All of these contributing factors make our continued support of this worthwhile endeavor of paramount importance.
June, 2012 Beneficiary
The Split Plate Recipients for June, 2012 were Tri Community and Youth Agency and the UUFH. Tri Community and Youth Agency is a private not-for-profit community based agency dedicated to supporting the growth and development of youth and their families. Tri CYA has been providing services, such as our current offerings of after school drop in, homework help, a mentoring program, a reading program, dance, knitting, and cooking, and even karate and sewing, for over 34 years. During the summer, offerings also include Summer Field Trips to Robert Moses Beach, movies, parks, and educational and cultural trips. Tri CYA provides support to people who live in our community, and helps them identify all the available resources the Town of Huntington has to offer. Money collected from this split plate collection will be used to support the programs that provide a positive, healthy place for the youth and families in our community.
Additional Ongoing Support:
The Gateway Community Garden Project
We are excited to announce that we have made the shared vision of a community garden in Huntington Station a reality! You are welcome to visit this amazing site anytime.
Gay, lesbian, bisexual, and transgender members and friends of the UUFH communicate with one another and socialize via Interweave. Occasional newsletters promote relevant events and support efforts to create justice, freedom, and equality for gay, lesbian, bisexual, and transgender people. The Interweave group coordinates the annual Gay Pride Service at the UUFH every June, as well as a week long set of programs.

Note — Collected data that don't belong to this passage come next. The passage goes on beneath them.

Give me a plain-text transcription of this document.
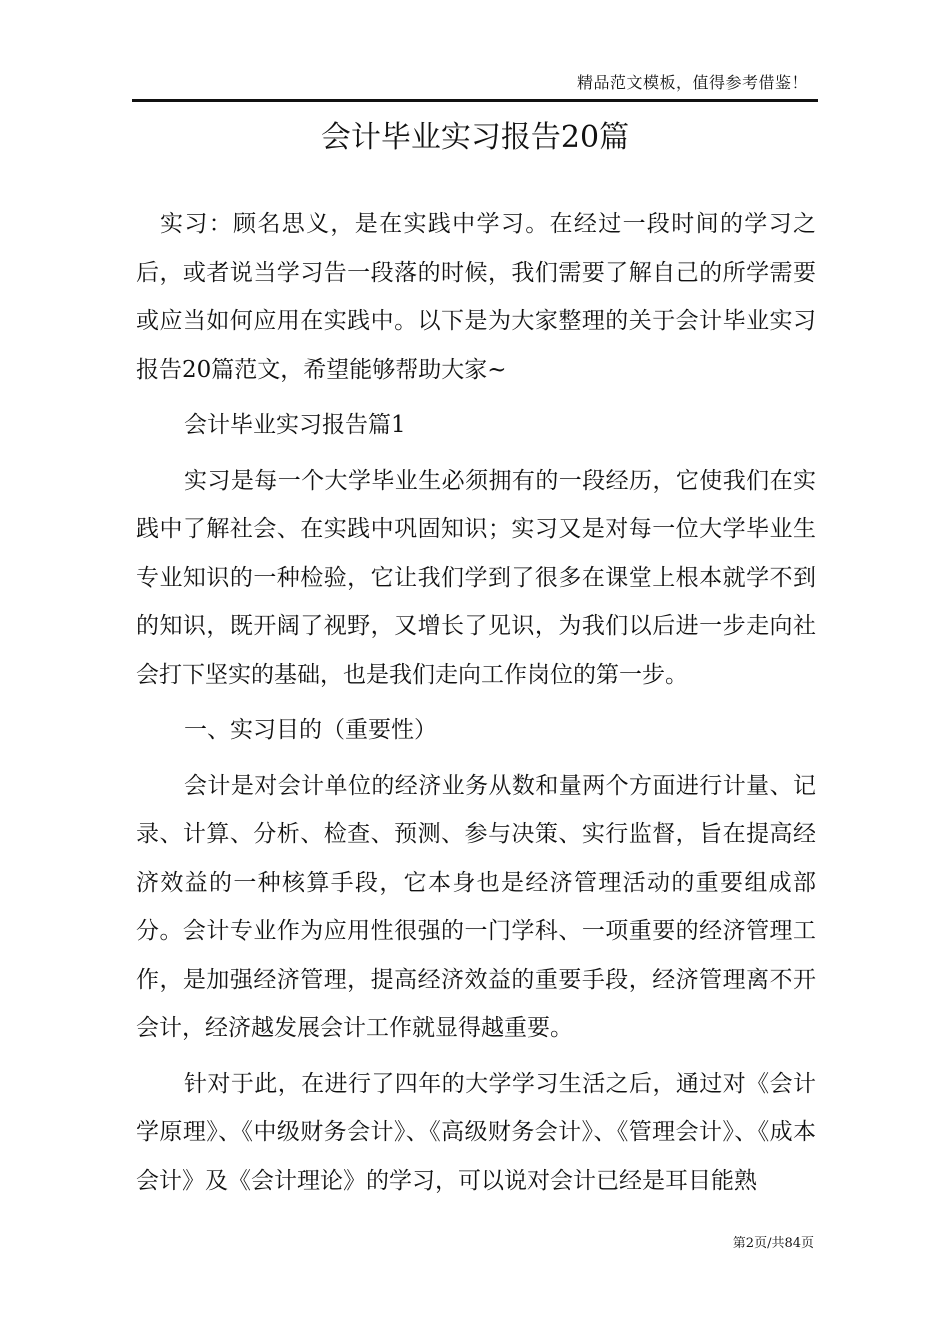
精品范文模板，值得参考借鉴！
会计毕业实习报告20篇

实习：顾名思义，是在实践中学习。在经过一段时间的学习之后，或者说当学习告一段落的时候，我们需要了解自己的所学需要或应当如何应用在实践中。以下是为大家整理的关于会计毕业实习报告20篇范文，希望能够帮助大家~

会计毕业实习报告篇1

实习是每一个大学毕业生必须拥有的一段经历，它使我们在实践中了解社会、在实践中巩固知识；实习又是对每一位大学毕业生专业知识的一种检验，它让我们学到了很多在课堂上根本就学不到的知识，既开阔了视野，又增长了见识，为我们以后进一步走向社会打下坚实的基础，也是我们走向工作岗位的第一步。

一、实习目的（重要性）

会计是对会计单位的经济业务从数和量两个方面进行计量、记录、计算、分析、检查、预测、参与决策、实行监督，旨在提高经济效益的一种核算手段，它本身也是经济管理活动的重要组成部分。会计专业作为应用性很强的一门学科、一项重要的经济管理工作，是加强经济管理，提高经济效益的重要手段，经济管理离不开会计，经济越发展会计工作就显得越重要。

针对于此，在进行了四年的大学学习生活之后，通过对《会计学原理》、《中级财务会计》、《高级财务会计》、《管理会计》、《成本会计》及《会计理论》的学习，可以说对会计已经是耳目能熟

第2页/共84页
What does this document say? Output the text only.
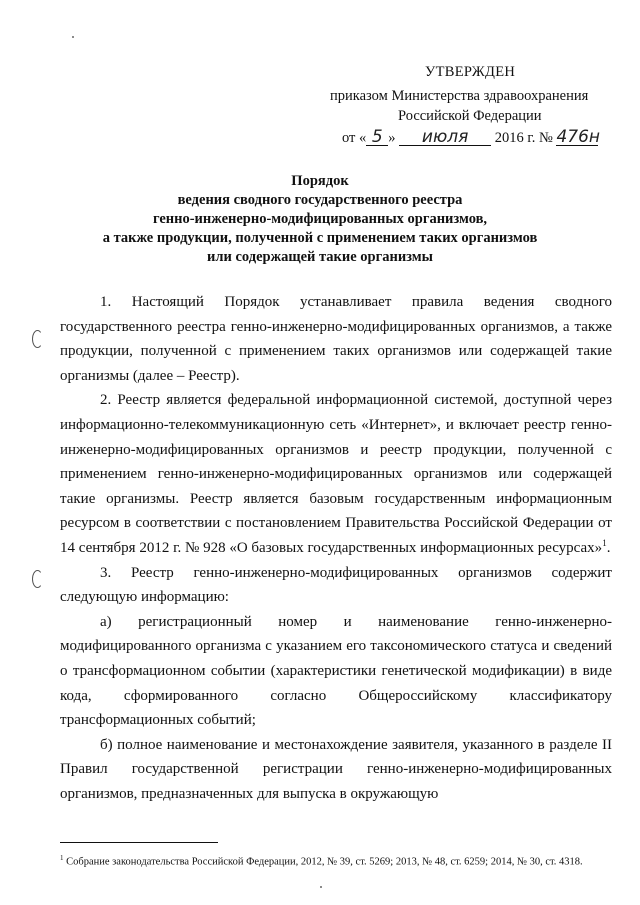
УТВЕРЖДЕН
приказом Министерства здравоохранения
Российской Федерации
от « 5 » июля 2016 г. № 476н
Порядок
ведения сводного государственного реестра
генно-инженерно-модифицированных организмов,
а также продукции, полученной с применением таких организмов
или содержащей такие организмы

1. Настоящий Порядок устанавливает правила ведения сводного государственного реестра генно-инженерно-модифицированных организмов, а также продукции, полученной с применением таких организмов или содержащей такие организмы (далее – Реестр).

2. Реестр является федеральной информационной системой, доступной через информационно-телекоммуникационную сеть «Интернет», и включает реестр генно-инженерно-модифицированных организмов и реестр продукции, полученной с применением генно-инженерно-модифицированных организмов или содержащей такие организмы. Реестр является базовым государственным информационным ресурсом в соответствии с постановлением Правительства Российской Федерации от 14 сентября 2012 г. № 928 «О базовых государственных информационных ресурсах»$^1$.

3. Реестр генно-инженерно-модифицированных организмов содержит следующую информацию:

а) регистрационный номер и наименование генно-инженерно-модифицированного организма с указанием его таксономического статуса и сведений о трансформационном событии (характеристики генетической модификации) в виде кода, сформированного согласно Общероссийскому классификатору трансформационных событий;

б) полное наименование и местонахождение заявителя, указанного в разделе II Правил государственной регистрации генно-инженерно-модифицированных организмов, предназначенных для выпуска в окружающую

$^1$ Собрание законодательства Российской Федерации, 2012, № 39, ст. 5269; 2013, № 48, ст. 6259; 2014, № 30, ст. 4318.
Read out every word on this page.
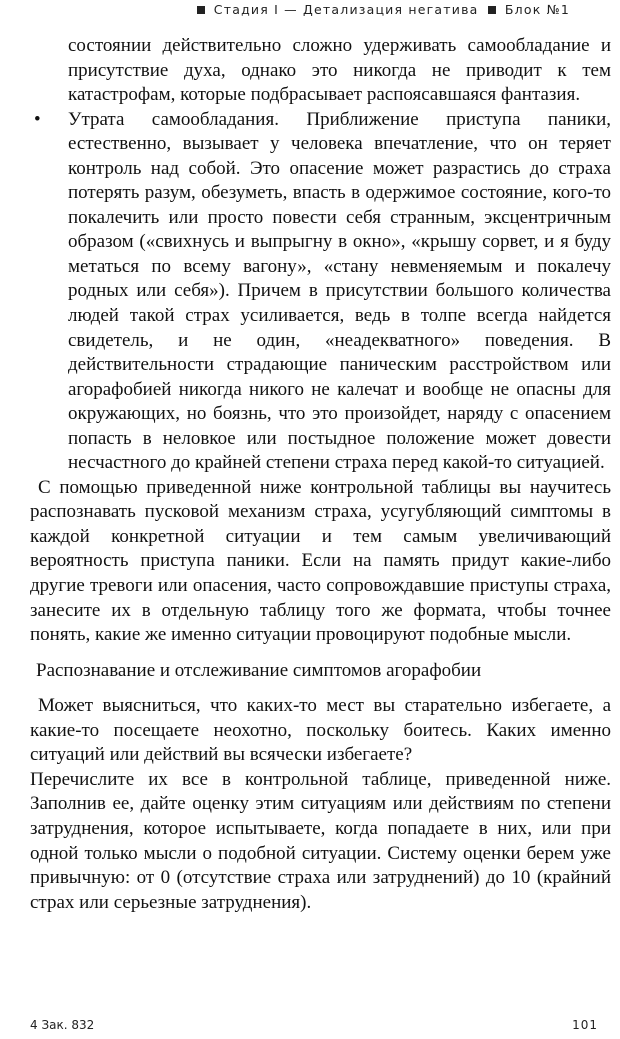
Стадия I — Детализация негатива Блок №1

состоянии действительно сложно удерживать самообладание и присутствие духа, однако это никогда не приводит к тем катастрофам, которые подбрасывает распоясавшаяся фантазия.

• Утрата самообладания. Приближение приступа паники, естественно, вызывает у человека впечатление, что он теряет контроль над собой. Это опасение может разрастись до страха потерять разум, обезуметь, впасть в одержимое состояние, кого-то покалечить или просто повести себя странным, эксцентричным образом («свихнусь и выпрыгну в окно», «крышу сорвет, и я буду метаться по всему вагону», «стану невменяемым и покалечу родных или себя»). Причем в присутствии большого количества людей такой страх усиливается, ведь в толпе всегда найдется свидетель, и не один, «неадекватного» поведения. В действительности страдающие паническим расстройством или агорафобией никогда никого не калечат и вообще не опасны для окружающих, но боязнь, что это произойдет, наряду с опасением попасть в неловкое или постыдное положение может довести несчастного до крайней степени страха перед какой-то ситуацией.

С помощью приведенной ниже контрольной таблицы вы научитесь распознавать пусковой механизм страха, усугубляющий симптомы в каждой конкретной ситуации и тем самым увеличивающий вероятность приступа паники. Если на память придут какие-либо другие тревоги или опасения, часто сопровождавшие приступы страха, занесите их в отдельную таблицу того же формата, чтобы точнее понять, какие же именно ситуации провоцируют подобные мысли.

Распознавание и отслеживание симптомов агорафобии

Может выясниться, что каких-то мест вы старательно избегаете, а какие-то посещаете неохотно, поскольку боитесь. Каких именно ситуаций или действий вы всячески избегаете?

Перечислите их все в контрольной таблице, приведенной ниже. Заполнив ее, дайте оценку этим ситуациям или действиям по степени затруднения, которое испытываете, когда попадаете в них, или при одной только мысли о подобной ситуации. Систему оценки берем уже привычную: от 0 (отсутствие страха или затруднений) до 10 (крайний страх или серьезные затруднения).

4 Зак. 832	101
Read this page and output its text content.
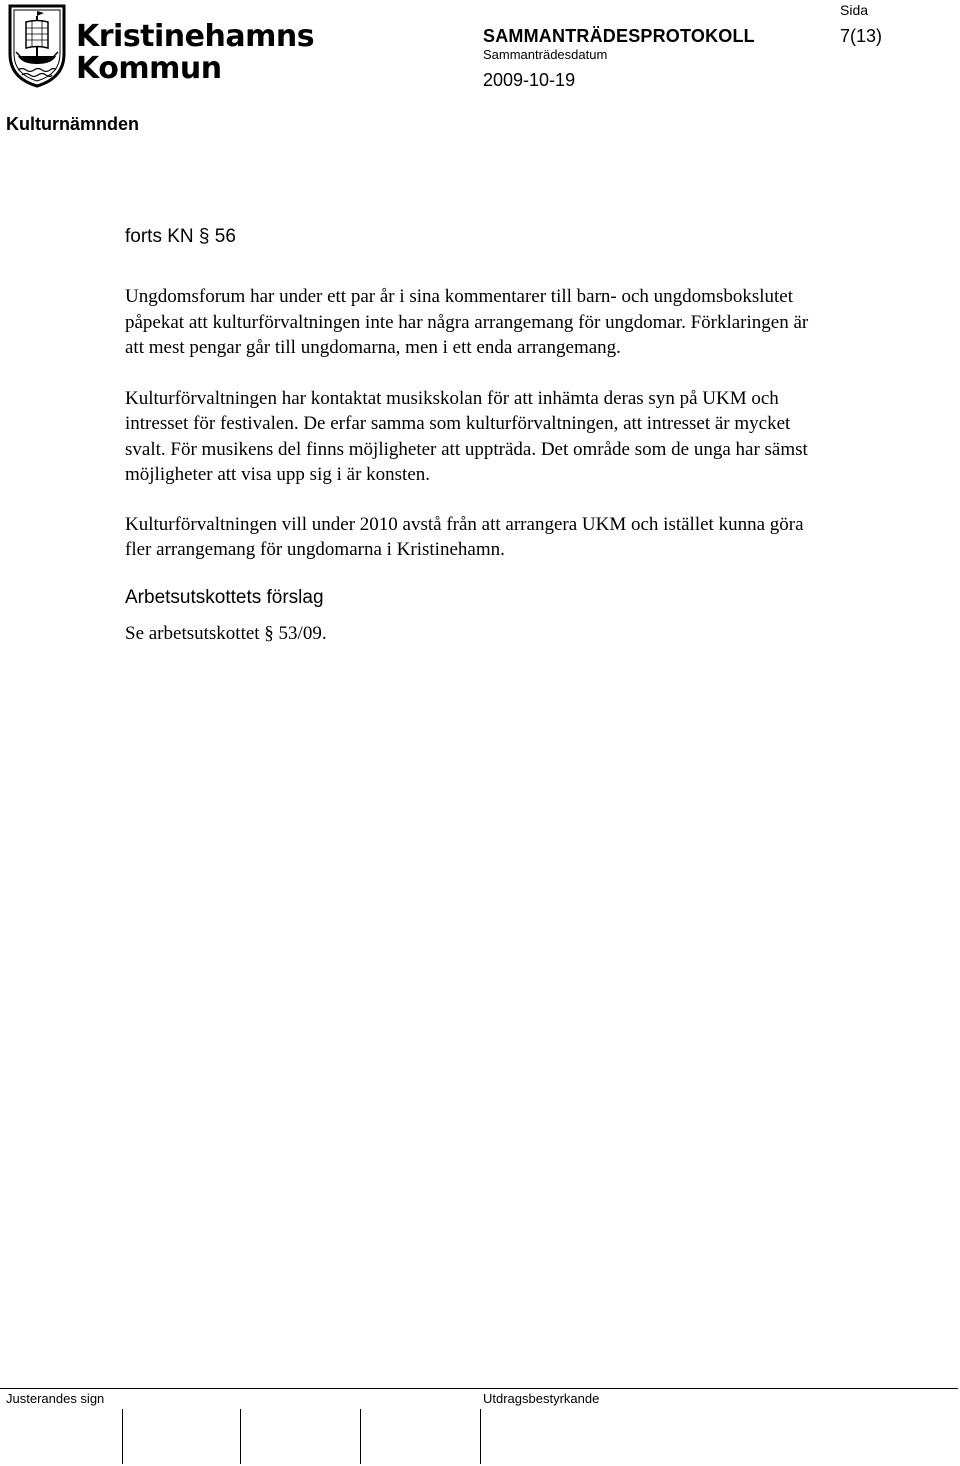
Kristinehamns
Kommun
Sida
SAMMANTRÄDESPROTOKOLL	7(13)
Sammanträdesdatum
2009-10-19
Kulturnämnden

forts KN § 56

Ungdomsforum har under ett par år i sina kommentarer till barn- och ungdomsbokslutet påpekat att kulturförvaltningen inte har några arrangemang för ungdomar. Förklaringen är att mest pengar går till ungdomarna, men i ett enda arrangemang.

Kulturförvaltningen har kontaktat musikskolan för att inhämta deras syn på UKM och intresset för festivalen. De erfar samma som kulturförvaltningen, att intresset är mycket svalt. För musikens del finns möjligheter att uppträda. Det område som de unga har sämst möjligheter att visa upp sig i är konsten.

Kulturförvaltningen vill under 2010 avstå från att arrangera UKM och istället kunna göra fler arrangemang för ungdomarna i Kristinehamn.

Arbetsutskottets förslag

Se arbetsutskottet § 53/09.

Justerandes sign	Utdragsbestyrkande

Helping Hand Committee Resources
The UUFH Helping Hand Committee has put together a list of phone numbers and websites. The topics covered in the list are Emotional Support, Jobs, Transportation, Health Care, Legal Advice, Food, Clothing and Housing. Copies of the lists, with numbers and websites, can be found in the front lobby.
Todd Stutzman/Joan McWade Memorial Blood Drive
9:30 a.m. – 2:00 p.m. Sunday, February 10, 2013. All welcome!
UU United Nations Office (UU-UNO)
Unitarian Universalists may learn more about the work of the United Nations as the “world’s parliament” by participating in UU-UNO to advocate for international peace, justice, and well-being. You are invited to join any of the weekly briefings at the UN. The Fellowship’s “Envoy” is our connection to the UN.
As cultures of our world continue to come into contact at an ever-increasing pace, UUs, through the UU-UNO, have a chance to meet with and observe members of the UN community.
Our UU-UNO works for human security and development. The current work at the UU-UNO is focusing on four projects. These are:
- “Every Child Is Our Child” Project in Ghana
- Worldwide LGBT Human Rights
- Women in Peace and War: Security and Peacemaking
- The Challenges of Climate Change
The UUFH is proud to partner with other community religious groups. Activities range from a choir exchange with our local AME church to participation in an annual interdenominational Thanksgiving Eve service.